Un anno straordinario. La fase più acuta della pandemia si sta allontanando e l’attività produttiva ha ricominciato a correre in maniera rilevante. Il contesto macroeconomico è senza dubbio ancora influenzato dai contraccolpi della crisi sanitaria, ma in questo scenario tutti i nostri mercati di riferimento hanno ripreso le attività e questo ci ha permesso di registrare, nel primo semestre, ricavi superiori ai 37 milioni di euro, con incrementi sia sullo stesso periodo del 2020 ma soprattutto sullo stesso periodo del 2019, anno pre-Covid. I dati dei primi nove mesi confermano la tendenza. Anche la marginalità restituisce risultati soddisfacenti e lo stesso vale per la generazione di cassa, nonostante i continui investimenti. Abbiamo lavorato, investito, innovato e per questo abbiamo scelto di ripagare la fiducia degli investitori con la distribuzione di un dividendo.

Come è cambiato lo scenario di riferimento rispetto alla fase acuta della pandemia?

Registriamo risultati positivi in tutti i settori. L’automotive è andato molto bene fino ai rallentamenti dovuti alle difficoltà logistiche dalla componentistica. Cresce il mercato della calzatura, soprattutto quella sportiva, e siamo entrati nel campo lusso con l’acquisizione di Morel. Lusso e pelletteria registrano ottime perfomance, per non parlare degli imballaggi flessibili alimentari.

Due i nei: le difficoltà legate alla catena di fornitura dell’automotive e il costante aumento delle materie prime, a partire da agosto 2020.

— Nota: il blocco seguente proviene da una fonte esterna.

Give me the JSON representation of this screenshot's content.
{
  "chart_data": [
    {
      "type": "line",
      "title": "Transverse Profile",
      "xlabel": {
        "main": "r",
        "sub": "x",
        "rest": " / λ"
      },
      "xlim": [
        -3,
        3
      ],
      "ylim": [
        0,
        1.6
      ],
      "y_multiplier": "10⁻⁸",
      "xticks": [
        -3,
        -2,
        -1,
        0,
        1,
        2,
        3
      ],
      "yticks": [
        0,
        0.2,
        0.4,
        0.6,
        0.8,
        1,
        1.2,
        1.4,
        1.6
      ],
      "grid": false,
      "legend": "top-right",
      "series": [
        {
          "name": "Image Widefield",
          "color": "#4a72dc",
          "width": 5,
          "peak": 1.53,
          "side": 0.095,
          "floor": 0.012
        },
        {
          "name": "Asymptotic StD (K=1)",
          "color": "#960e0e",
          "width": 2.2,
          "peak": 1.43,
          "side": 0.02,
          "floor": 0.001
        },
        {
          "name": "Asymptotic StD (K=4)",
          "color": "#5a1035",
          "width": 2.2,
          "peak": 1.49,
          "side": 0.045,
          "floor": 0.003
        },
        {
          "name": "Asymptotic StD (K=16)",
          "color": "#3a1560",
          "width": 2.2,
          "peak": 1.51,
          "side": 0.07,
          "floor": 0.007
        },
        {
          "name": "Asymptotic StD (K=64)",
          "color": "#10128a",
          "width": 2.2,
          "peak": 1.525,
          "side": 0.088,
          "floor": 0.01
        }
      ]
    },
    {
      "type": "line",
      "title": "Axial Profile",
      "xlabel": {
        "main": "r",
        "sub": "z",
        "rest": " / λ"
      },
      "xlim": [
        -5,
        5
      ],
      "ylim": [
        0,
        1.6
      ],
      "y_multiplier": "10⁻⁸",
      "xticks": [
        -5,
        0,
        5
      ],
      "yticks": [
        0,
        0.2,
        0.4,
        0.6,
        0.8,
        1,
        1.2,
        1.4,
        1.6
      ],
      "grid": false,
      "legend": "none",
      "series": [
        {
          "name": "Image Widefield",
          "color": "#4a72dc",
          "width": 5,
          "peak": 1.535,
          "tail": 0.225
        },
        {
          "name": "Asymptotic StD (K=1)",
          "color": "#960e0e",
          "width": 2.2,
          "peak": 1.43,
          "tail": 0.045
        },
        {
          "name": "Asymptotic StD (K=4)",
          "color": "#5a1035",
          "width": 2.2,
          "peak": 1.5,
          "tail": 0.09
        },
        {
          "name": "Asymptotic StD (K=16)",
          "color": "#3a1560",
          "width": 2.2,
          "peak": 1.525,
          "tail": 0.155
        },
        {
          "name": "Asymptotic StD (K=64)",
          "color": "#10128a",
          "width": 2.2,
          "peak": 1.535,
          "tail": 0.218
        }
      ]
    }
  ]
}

Come commenta l’operazione che ha portato all’acquisizione del ramo di azienda Morel?

È stata un successo. Il 1° luglio abbiamo perfezionato l’intervento e possiamo dire che rappresenta un caso di successo: due aziende storiche del made in Italy che scelgono un percorso di crescita comune. Oggi fattura quasi 5 milioni ma il vero valore aggiunto è rappresentato dalla storia, dalle risorse umane e dalle loro competenze, oltre che dalle tecnologie. Abbiamo assorbito le 15 risorse e traslocato tutte le macchine, in un’ottica di efficientamento complessivo. Non abbiamo mai fermato il lavoro, né fatto ricorso alla cassa integrazione e oggi possiamo contare su un nuovo segmento di mercato per attività di cross-selling.

Quali le previsioni per il futuro?

L’automotive, come visto, è un po’ in sofferenza ma il manifatturiero corre, calzature e pelletterie in particolare. Il lusso è in forte ripresa. Prevediamo un impatto temporaneo dell’aumento dei prezzi delle materie prime sulla marginalità. Tra i presupposti fondamentali per la crescita: i continui investimenti in sostenibilità, da sempre punto di riferimento per le nostre attività. Siamo impegnati anche in attività di ricerca, soprattutto sul fronte degli adesivi ad acqua per gli imballaggi flessibili alimentari. Inoltre, stiamo valutando potenziali acquisizioni di realtà attive in ambito adesivi ma in settori alternativi ai nostri.

Che valore rappresenta la sostenibilità per una realtà industriale come ICF?

È uno dei nostri pilastri. L’industria chimica sconta molti pregiudizi ma non bisogna dimenticare che parlare di chimica vuol dire parlare di farmaceutica, di agroalimentare. Nel nostro dna c’è da sempre l’attenzione all’ambiente, nasciamo dalle foreste, ma questo approccio è diventato linea guida anche per le relazioni con le persone che lavorano con noi, per il territorio e per i processi produttivi. Sono fortemente convinto che chi gestisce un’azienda debba chiedersi sempre se quel posto sia ideale per un componente della propria famiglia. Dagli anni Ottanta abbiamo aderito ai progetti sulla Sostenibilità di Federchimica e poi abbiamo scelto di seguire la strada delle certificazioni e dei sistemi di gestione green. La produzione e i ricavi devono sempre rispondere a principi etici.